Friday, February 25, 2011

Would finding E.T. change our view of God?

The following is a comment I made on an article addressing the question in the title of this post. The question has been posed for a while (I hesitate to say "millennia") and much effort has been spent anticipating humanity's reaction to the discovery of extraterrestrial intelligence (ETI). But I seldom see opinions discussing the alternative. So here's my two cents:

Humans may be going down a road with the destination forever far in the distance with this question. If we find ETI (or they find us), great, the question is answered. Chat show pundits, theologians, atheists and philosophers are in business for life (to paraphrase Douglas Adams).
On the other hand, what if we don't find ETI? When do we call it quits? At what point will we say "Yes, humans are alone in the universe"? What if the time comes when we've colonized every habitable planet in the Milky Way galaxy and still haven't found life? Right now, we look at the billions of stars out there and think "Surely, someone else is out there." But if humans are ever spread across the whole galaxy (unlikely) and no one else is there, will we say then that we're definitely alone or will we look to the trillions of other galaxies, each with billions of stars, and think "Maybe they're out there?" and devise ways to investigate that possibility?
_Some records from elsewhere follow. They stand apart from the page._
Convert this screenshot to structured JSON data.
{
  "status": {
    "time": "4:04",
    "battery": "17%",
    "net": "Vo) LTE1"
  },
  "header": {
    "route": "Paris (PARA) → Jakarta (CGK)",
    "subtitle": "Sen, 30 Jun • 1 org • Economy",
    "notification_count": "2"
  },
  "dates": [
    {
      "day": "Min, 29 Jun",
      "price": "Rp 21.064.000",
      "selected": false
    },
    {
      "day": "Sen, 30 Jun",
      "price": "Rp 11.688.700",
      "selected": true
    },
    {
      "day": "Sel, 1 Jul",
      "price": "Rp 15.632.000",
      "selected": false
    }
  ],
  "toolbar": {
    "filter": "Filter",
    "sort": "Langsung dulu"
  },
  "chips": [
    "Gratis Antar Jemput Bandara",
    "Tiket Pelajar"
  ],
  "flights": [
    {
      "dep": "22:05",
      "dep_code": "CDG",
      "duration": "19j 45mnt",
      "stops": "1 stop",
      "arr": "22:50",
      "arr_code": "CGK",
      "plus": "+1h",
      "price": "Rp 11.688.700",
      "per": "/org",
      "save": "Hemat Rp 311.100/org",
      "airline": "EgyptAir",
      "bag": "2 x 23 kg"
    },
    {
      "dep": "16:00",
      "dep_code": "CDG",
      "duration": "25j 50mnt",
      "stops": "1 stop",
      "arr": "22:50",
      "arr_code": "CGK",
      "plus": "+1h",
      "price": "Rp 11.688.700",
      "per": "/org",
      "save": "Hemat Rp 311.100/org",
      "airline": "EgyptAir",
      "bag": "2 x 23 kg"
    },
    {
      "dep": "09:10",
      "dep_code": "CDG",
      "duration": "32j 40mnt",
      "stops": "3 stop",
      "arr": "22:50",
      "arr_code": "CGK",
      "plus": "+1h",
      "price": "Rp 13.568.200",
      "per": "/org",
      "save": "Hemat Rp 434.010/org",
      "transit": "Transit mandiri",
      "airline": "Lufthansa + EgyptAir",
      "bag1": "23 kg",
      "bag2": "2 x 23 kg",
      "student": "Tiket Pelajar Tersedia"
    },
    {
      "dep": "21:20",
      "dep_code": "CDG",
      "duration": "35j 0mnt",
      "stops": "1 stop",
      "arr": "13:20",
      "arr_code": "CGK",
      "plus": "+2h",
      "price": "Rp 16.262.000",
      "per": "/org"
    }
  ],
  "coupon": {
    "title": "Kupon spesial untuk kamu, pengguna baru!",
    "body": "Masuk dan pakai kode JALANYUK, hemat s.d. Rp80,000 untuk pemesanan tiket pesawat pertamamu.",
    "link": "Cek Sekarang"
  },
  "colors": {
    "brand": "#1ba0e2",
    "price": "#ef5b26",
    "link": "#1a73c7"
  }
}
Given the virtually infinite size of the Universe and possibilities of life to examine, it seems that if we don't find other intelligent life, the search could easily continue till we die - all of us.
If you've ever looked for something that wasn't there (but you didn't KNOW it wasn't there), when do you stop looking? You looked under the bed, in the fridge, between the cushions and in your pockets. And later, you looked again in all those same places and some new ones, didn't you? Even when you said to yourself "I quit!" the question still gnawed at you. Where could that thing be? The same goes for the search for ET. Even if humanity, as a collective, "quits" searching, someone will still be wondering what else to try.
Until definitive proof is found that there is ETI out there, it seems that humanity's search will continue. If that search takes however many billions or trillions of years the Universe has left, I don't doubt that there will be someone who keeps searching.